Question

What is the pH of the solution when 0.2mole of hydrochloric acid is added to one litre of a solution containing 1M acetic acid and acetate ion? Assume that the total volume is one litre.(\[{K_a}\] for \[C{H_3}COOH\]\[ = 1.8 \times {10^{ - 5}}\])

Answer 1

Hint: Mixture of acetic acid and acetate ions is called mixture of acid and its conjugate base and to find pH of these mixtures, Henderson-Hasselbalch equation is used which is as below.
\[pH = p{K_a} + \log \left( {\dfrac{{\left[ {salt} \right]}}{{\left[ {acid} \right]}}} \right)\]

Complete answer:
Remember that in the presence of strong acid, the weak acid does not dissociate into ions.
So, we have 1M acetic acid present in the solution but as we will add hydrochloric acid, the respective amount of acetate ions will turn into acetic acid molecules.

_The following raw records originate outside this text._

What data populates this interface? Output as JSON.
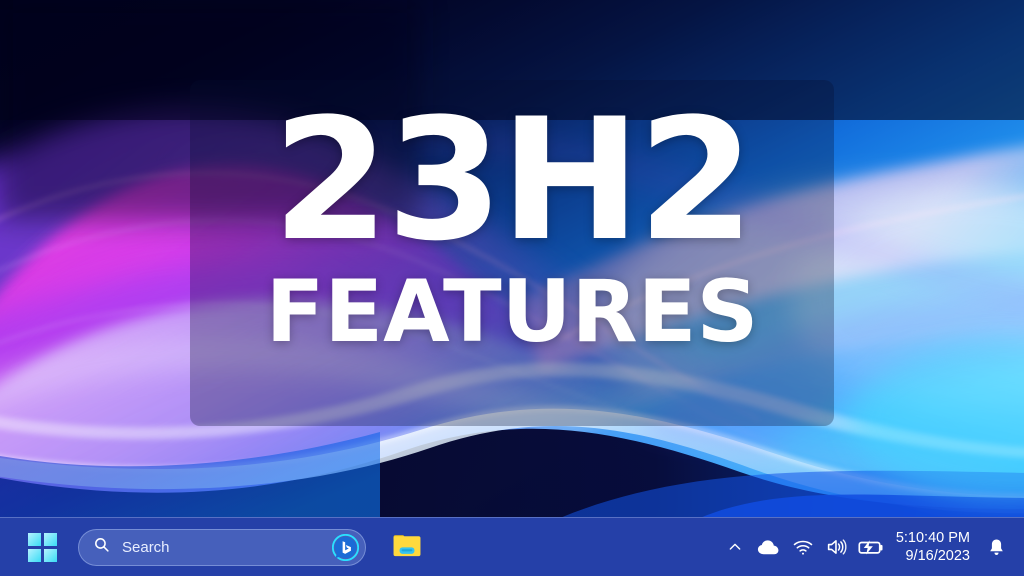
{
  "desktop": {
    "wallpaper_name": "abstract-waves-wallpaper",
    "overlay_title_main": "23H2",
    "overlay_title_sub": "FEATURES"
  },
  "taskbar": {
    "background_color": "#2540a8",
    "start": {
      "name": "Start",
      "icon": "windows-logo-icon",
      "accent_color": "#39dcf5"
    },
    "search": {
      "placeholder": "Search",
      "value": "",
      "search_icon": "search-icon",
      "assistant_icon": "bing-chat-icon",
      "assistant_accent": "#00d4ff"
    },
    "pinned": [
      {
        "name": "File Explorer",
        "icon": "folder-icon",
        "color": "#ffd43b"
      }
    ],
    "tray": [
      {
        "name": "Show hidden icons",
        "icon": "chevron-up-icon"
      },
      {
        "name": "OneDrive",
        "icon": "cloud-icon"
      },
      {
        "name": "Network",
        "icon": "wifi-icon"
      },
      {
        "name": "Volume",
        "icon": "speaker-icon"
      },
      {
        "name": "Battery charging",
        "icon": "battery-charging-icon"
      }
    ],
    "clock": {
      "time": "5:10:40 PM",
      "date": "9/16/2023"
    },
    "notifications": {
      "name": "Notifications",
      "icon": "bell-icon"
    }
  }
}
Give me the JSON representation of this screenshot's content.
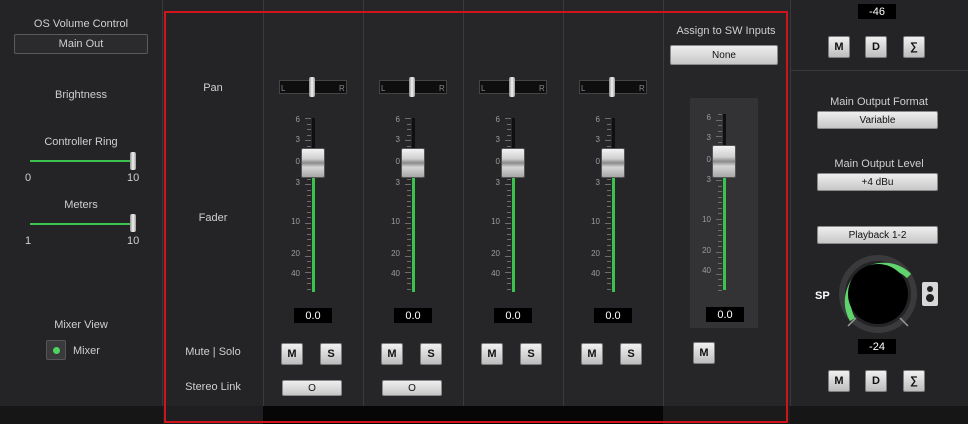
{
  "left": {
    "os_volume_label": "OS Volume Control",
    "os_volume_value": "Main Out",
    "brightness_label": "Brightness",
    "controller_ring_label": "Controller Ring",
    "controller_ring_min": "0",
    "controller_ring_max": "10",
    "controller_ring_level": 1.0,
    "meters_label": "Meters",
    "meters_min": "1",
    "meters_max": "10",
    "meters_level": 1.0,
    "mixer_view_label": "Mixer View",
    "mixer_option": "Mixer"
  },
  "mixer": {
    "row_pan": "Pan",
    "row_fader": "Fader",
    "row_mute_solo": "Mute | Solo",
    "row_stereo_link": "Stereo Link",
    "pan_l": "L",
    "pan_r": "R",
    "scale": [
      "6",
      "3",
      "0",
      "3",
      "10",
      "20",
      "40"
    ],
    "mute_label": "M",
    "solo_label": "S",
    "link_label": "O",
    "channels": [
      {
        "value": "0.0",
        "level_db": 0
      },
      {
        "value": "0.0",
        "level_db": 0
      },
      {
        "value": "0.0",
        "level_db": 0
      },
      {
        "value": "0.0",
        "level_db": 0
      }
    ],
    "sw_assign_label": "Assign to SW Inputs",
    "sw_assign_value": "None",
    "sw_fader_value": "0.0"
  },
  "right": {
    "top_value": "-46",
    "m_label": "M",
    "d_label": "D",
    "sum_label": "∑",
    "main_output_format_label": "Main Output Format",
    "main_output_format_value": "Variable",
    "main_output_level_label": "Main Output Level",
    "main_output_level_value": "+4 dBu",
    "playback_value": "Playback 1-2",
    "sp_label": "SP",
    "knob_value": "-24"
  },
  "colors": {
    "accent_green": "#3cc24f",
    "selection_red": "#d0141c"
  }
}
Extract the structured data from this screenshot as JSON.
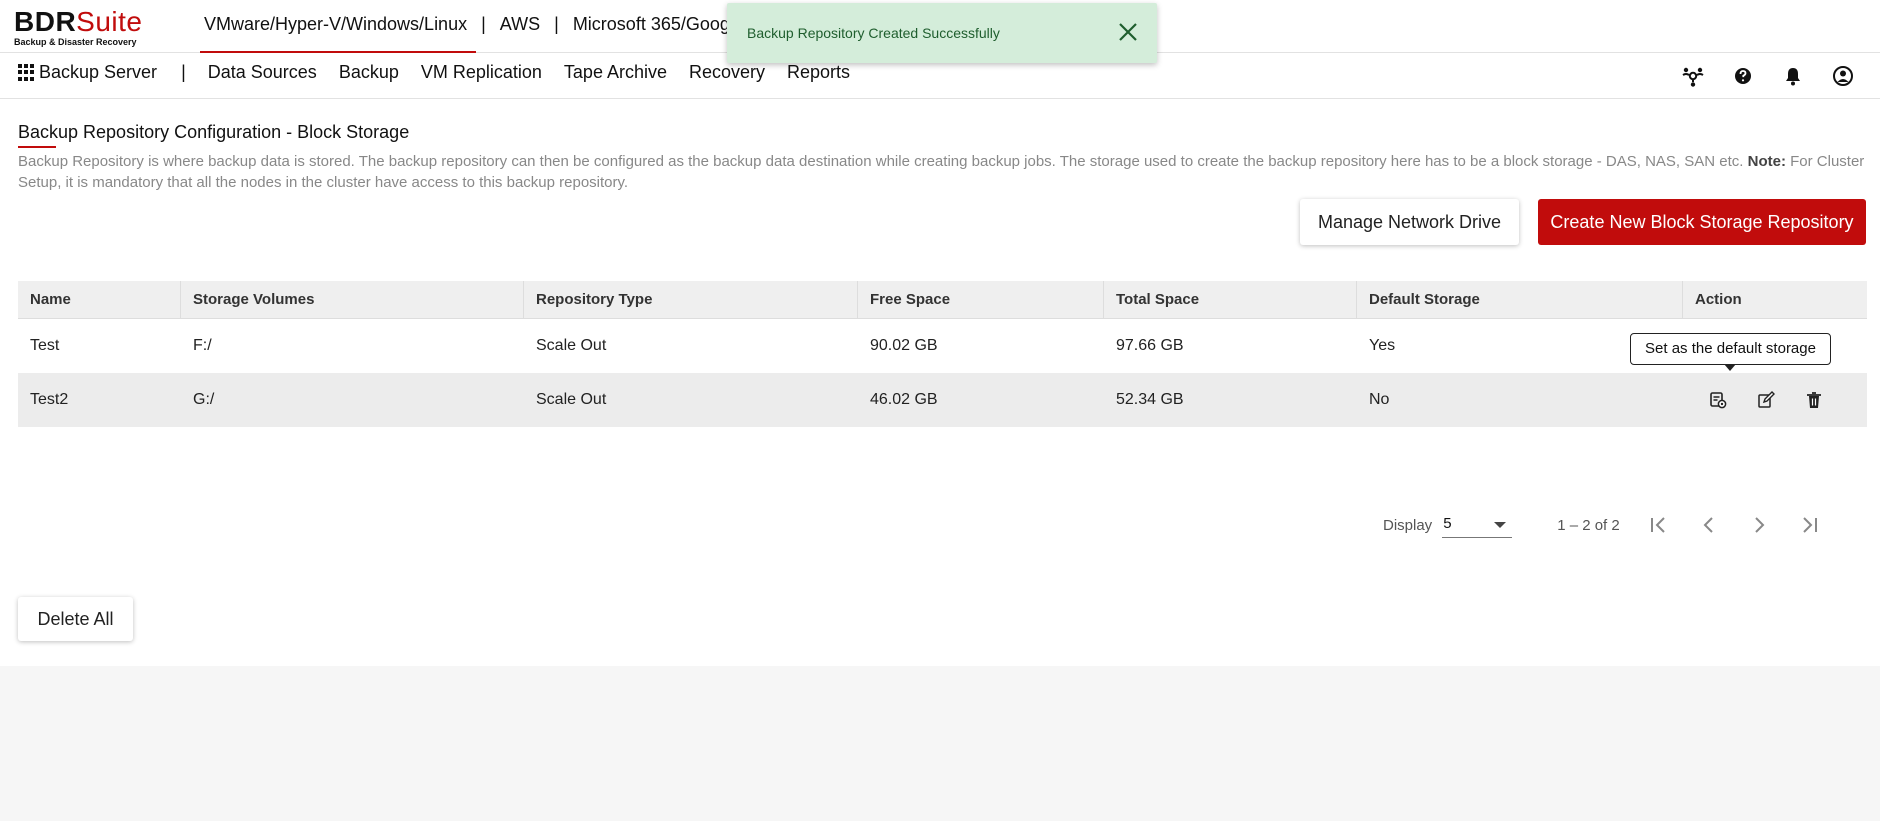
{
  "brand": {
    "name_part1": "BDR",
    "name_part2": "Suite",
    "tagline": "Backup & Disaster Recovery",
    "accent_color": "#c10c0c"
  },
  "product_tabs": [
    {
      "label": "VMware/Hyper-V/Windows/Linux",
      "active": true
    },
    {
      "label": "AWS"
    },
    {
      "label": "Microsoft 365/Goog"
    }
  ],
  "separators": {
    "pipe": "|"
  },
  "navbar": {
    "apps_icon": "grid-apps-icon",
    "server_label": "Backup Server",
    "items": [
      "Data Sources",
      "Backup",
      "VM Replication",
      "Tape Archive",
      "Recovery",
      "Reports"
    ],
    "right_icons": [
      "users-network-icon",
      "help-icon",
      "bell-icon",
      "user-account-icon"
    ]
  },
  "toast": {
    "message": "Backup Repository Created Successfully",
    "bg_color": "#d4edda"
  },
  "page": {
    "title": "Backup Repository Configuration - Block Storage",
    "description": "Backup Repository is where backup data is stored. The backup repository can then be configured as the backup data destination while creating backup jobs. The storage used to create the backup repository here has to be a block storage - DAS, NAS, SAN etc.",
    "note_label": "Note:",
    "note_text": "For Cluster Setup, it is mandatory that all the nodes in the cluster have access to this backup repository."
  },
  "buttons": {
    "manage_network_drive": "Manage Network Drive",
    "create_new": "Create New Block Storage Repository",
    "delete_all": "Delete All"
  },
  "table": {
    "columns": [
      "Name",
      "Storage Volumes",
      "Repository Type",
      "Free Space",
      "Total Space",
      "Default Storage",
      "Action"
    ],
    "rows": [
      {
        "name": "Test",
        "volume": "F:/",
        "type": "Scale Out",
        "free": "90.02 GB",
        "total": "97.66 GB",
        "default": "Yes"
      },
      {
        "name": "Test2",
        "volume": "G:/",
        "type": "Scale Out",
        "free": "46.02 GB",
        "total": "52.34 GB",
        "default": "No"
      }
    ],
    "action_icons": [
      "set-default-storage-icon",
      "edit-icon",
      "delete-icon"
    ]
  },
  "tooltip": {
    "text": "Set as the default storage"
  },
  "pagination": {
    "display_label": "Display",
    "page_size": "5",
    "range": "1 – 2 of 2"
  }
}
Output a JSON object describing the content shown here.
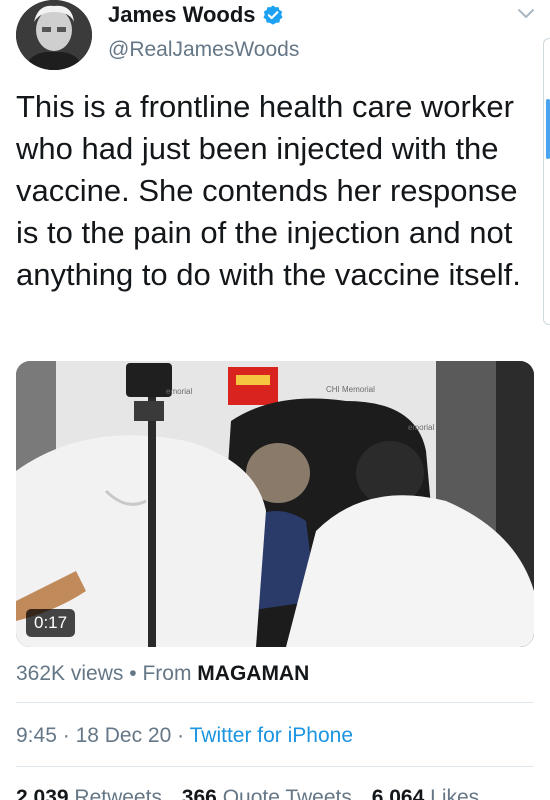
{
  "author": {
    "display_name": "James Woods",
    "handle": "@RealJamesWoods",
    "verified": true,
    "avatar_icon": "avatar-photo",
    "menu_icon": "chevron-down-icon"
  },
  "tweet": {
    "text": "This is a frontline health care worker who had just been injected with the vaccine. She contends her response is to the pain of the injection and not anything to do with the vaccine itself."
  },
  "media": {
    "duration": "0:17",
    "banner_left": "emorial",
    "banner_right": "CHI Memorial",
    "banner_far": "emorial"
  },
  "views": {
    "count": "362K views",
    "separator": "•",
    "from_label": "From",
    "source": "MAGAMAN"
  },
  "meta": {
    "time": "9:45",
    "sep1": "·",
    "date": "18 Dec 20",
    "sep2": "·",
    "client": "Twitter for iPhone"
  },
  "stats": {
    "retweets_count": "2,039",
    "retweets_label": "Retweets",
    "quotes_count": "366",
    "quotes_label": "Quote Tweets",
    "likes_count": "6,064",
    "likes_label": "Likes"
  },
  "colors": {
    "link": "#1b95e0",
    "secondary": "#657786",
    "verified": "#1da1f2"
  }
}
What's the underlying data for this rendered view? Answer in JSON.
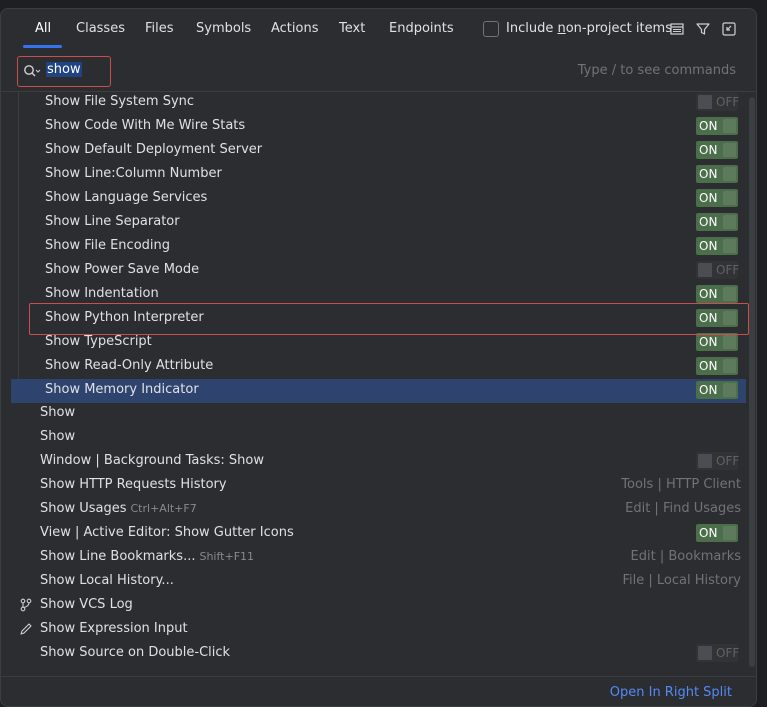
{
  "tabs": [
    {
      "label": "All"
    },
    {
      "label": "Classes"
    },
    {
      "label": "Files"
    },
    {
      "label": "Symbols"
    },
    {
      "label": "Actions"
    },
    {
      "label": "Text"
    },
    {
      "label": "Endpoints"
    }
  ],
  "include_non_project": {
    "prefix": "Include ",
    "underlined": "n",
    "suffix": "on-project items",
    "checked": false
  },
  "toolbar_icons": [
    "preview-panel-icon",
    "filter-icon",
    "open-in-window-icon"
  ],
  "search": {
    "value": "show",
    "hint": "Type / to see commands"
  },
  "items": [
    {
      "label": "Show File System Sync",
      "toggle": "OFF"
    },
    {
      "label": "Show Code With Me Wire Stats",
      "toggle": "ON"
    },
    {
      "label": "Show Default Deployment Server",
      "toggle": "ON"
    },
    {
      "label": "Show Line:Column Number",
      "toggle": "ON"
    },
    {
      "label": "Show Language Services",
      "toggle": "ON"
    },
    {
      "label": "Show Line Separator",
      "toggle": "ON"
    },
    {
      "label": "Show File Encoding",
      "toggle": "ON"
    },
    {
      "label": "Show Power Save Mode",
      "toggle": "OFF"
    },
    {
      "label": "Show Indentation",
      "toggle": "ON"
    },
    {
      "label": "Show Python Interpreter",
      "toggle": "ON"
    },
    {
      "label": "Show TypeScript",
      "toggle": "ON"
    },
    {
      "label": "Show Read-Only Attribute",
      "toggle": "ON"
    },
    {
      "label": "Show Memory Indicator",
      "toggle": "ON",
      "selected": true
    },
    {
      "label": "Show"
    },
    {
      "label": "Show"
    },
    {
      "label": "Window | Background Tasks: Show",
      "toggle": "OFF"
    },
    {
      "label": "Show HTTP Requests History",
      "right": "Tools | HTTP Client"
    },
    {
      "label": "Show Usages",
      "shortcut": "Ctrl+Alt+F7",
      "right": "Edit | Find Usages"
    },
    {
      "label": "View | Active Editor: Show Gutter Icons",
      "toggle": "ON"
    },
    {
      "label": "Show Line Bookmarks...",
      "shortcut": "Shift+F11",
      "right": "Edit | Bookmarks"
    },
    {
      "label": "Show Local History...",
      "right": "File | Local History"
    },
    {
      "label": "Show VCS Log",
      "icon": "vcs-branch-icon"
    },
    {
      "label": "Show Expression Input",
      "icon": "pencil-icon"
    },
    {
      "label": "Show Source on Double-Click",
      "toggle": "OFF"
    }
  ],
  "footer": {
    "link": "Open In Right Split"
  }
}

This reaction can be given as,
\[\mathop {C{H_3}CO{O^ - }}\limits_{0.2mol} + \mathop {HCl}\limits_{0.2mol} \to \mathop {C{H_3}COOH}\limits_{0.2mol} + C{l^ - }\]
So, Concentration of acetate ions present in the solution after the addition of hydrochloric acid can be give by
Concentration of acetate ions = Initial concentration – Moles of acetate ions converted to acetic acid
Concentration of acetate ions = 1M - 0.2M
Concentration of acetate ions = 0.8M
Same way, concentration will increase because of the addition of acetic acid molecules into the solution.
Concentration of acetic acid = 1.0M + 0.2M
Concentration of acetic acid =1.2M
We know that the pH of a weak acid and its conjugate base mixture can be obtained by the Henderson-Hasselbalch equation which is written as below.
\[pH = p{K_a} + \log \left( {\dfrac{{\left[ {salt} \right]}}{{\left[ {acid} \right]}}} \right)\]..................(1)
Now we will put all the available values into equation (1) where concentration of salt is equal to concentration of acetate ions and concentration of acid is equal to concentration of acetic acid.
\[pH = - \log (1.8 \times {10^{ - 5}}) + \log \left( {\dfrac{{\left[ {0.8} \right]}}{{\left[ {1.2} \right]}}} \right)\]
\[pH = - \log (1.8 - 5\log 10) + \log \dfrac{{0.8}}{{1.2}}\]
\[pH = - (0.2552 - 5) + \log 8 - log12\]
\[pH = - 0.2552 + 5 + 0.9031 - 1.0791\]
\[pH = 4.5688\]
So, we can say that the pH of the resulting solution will be equal to 4.5688.

Additional Information:
-Note that Hydrochloric acid and Sulfuric acid are known as strong acids. Acetic acid is a type of a weak acid.
- Weak acid always dissociates into its salt forms according to its dissociation constant. Dissociation constant change with changes in temperature.

Note:
Do not just add up the protons produced by the given amount of acetic acid and hydrochloric acid in order to find the pH. Remember that the weak acid always gets protonated when any strong acid gets dissociated in the solution.